Mind-states are non-stable with respect to attributes valued by some agents. This is true not only with respect to death, etc but also biological/chemical changes that occur perpetually, causing behaviors in the presence of identical stimuli/provocations to differ substantially. The English language (and many other human languages) seem to hide this by their use of "pronouns" and names (handles) for humans and other objects deemed sentient which do not change from the moment the human/animal/etc is born or otherwise appears to come into existence.
As a result of this, efforts to preserve mind-states are unsuccessful while they allow mind-states to change (replacing one state with another, without retaining the pre-change state). Even given life-extension technology such that biological death is prevented, this phenomenon would likely continue - technology to preserve all mind-states as they came into existence would likely be more difficult to engineer than such required to attain mere immortality. Yet agents may also value the existence (and continued existance) of mind-states which have never existed, necessitating a division of resources between preserving existing mind-states and causing new ones to exist (perhaps variants of existing ones after they "have a (certain) experience")). Agents with such values face an engineering/(resource allocation) problem, not just a "value realization" problem.
Also consider that humans do not appear to exist in a state of perpetual optimization/strategizing; they execute, and the balance between varying methods of search and execution does not appear to be the result of such a process - to the extent such a process occurs, the recursive depth is likely minimal. Mental processes are often triggered by sensory cues or provocations (c/p).
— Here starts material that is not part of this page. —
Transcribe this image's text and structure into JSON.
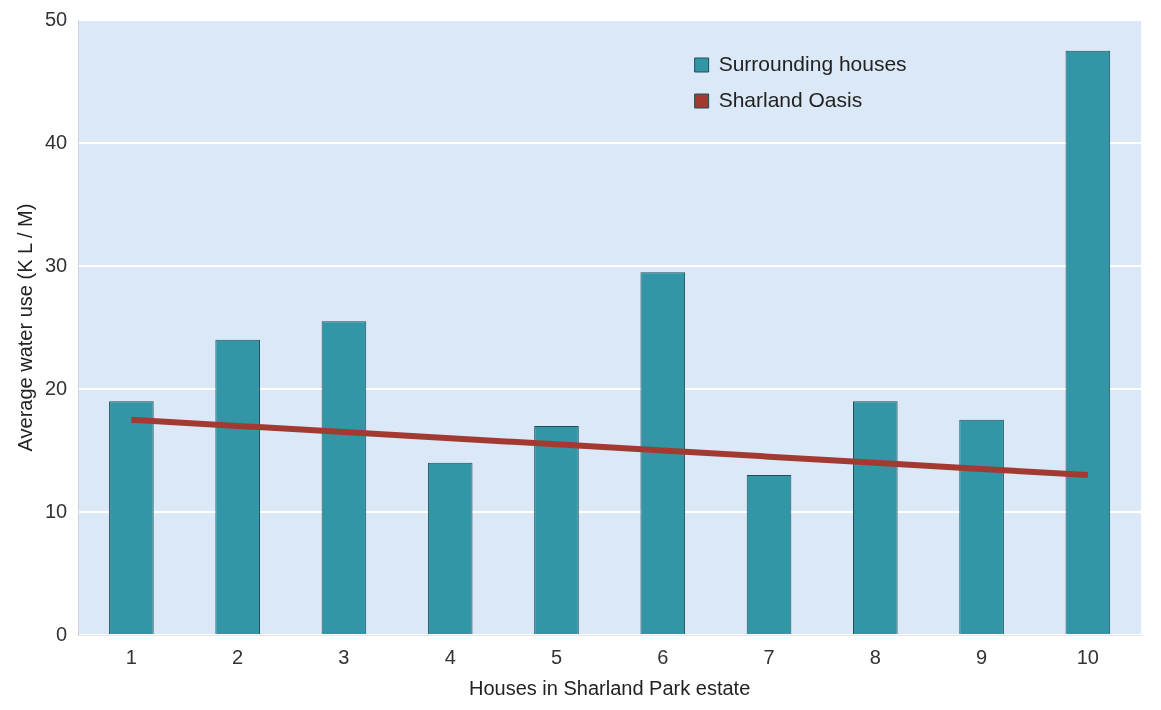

The vast majority of these c/p encountered by humans consistently trigger a small subset of the set of mental processes which are implementable by human brains, even once the large space of processes which do not optimize along held values are excluded. Human brains are limited in the number of simultaneous processes run, so c/p triggering processes reduce the extant to which current processes continue to be run - furthermore there appears to be an upper limit to the total number of simultaneous processes run (regardless of the allocation of resources to each), so c/p sometimes trigger processes which extinguish existing processes. Thus encountering certain c/p may be significantly impactful to a human agent's values as the c/p encountered shape the mental/thought processes run. If processes likely to maximize the human's values are not those triggered by the majority of c/p encountered, efforts to optimize c/p encountered may have significantly positive expected value.
Related to the above, humans fail to manage the search/execute decision with significant recursive depth. Behaviors (actions following, or in anticipation of, certain c/p) are often not the result of conscious strategy/optimization - formation of such behaviors is often the result of subconscious/emotional (s/e) processes which do not necessarily optimize effectively along the human's values, causing the human to possibly exhibit behaviors which are "inconsistent" with its values. This may be the case even if the s/e processes hold a perfect representation of the human's values, given that the success of behaviors in optimizing along values involves prediction of physical phenomena (including mental phenomena of other agents) - inaccuracies in the model used by s/e processes may result in such "inconsistent" behavior, even if that model is not consciously accessible.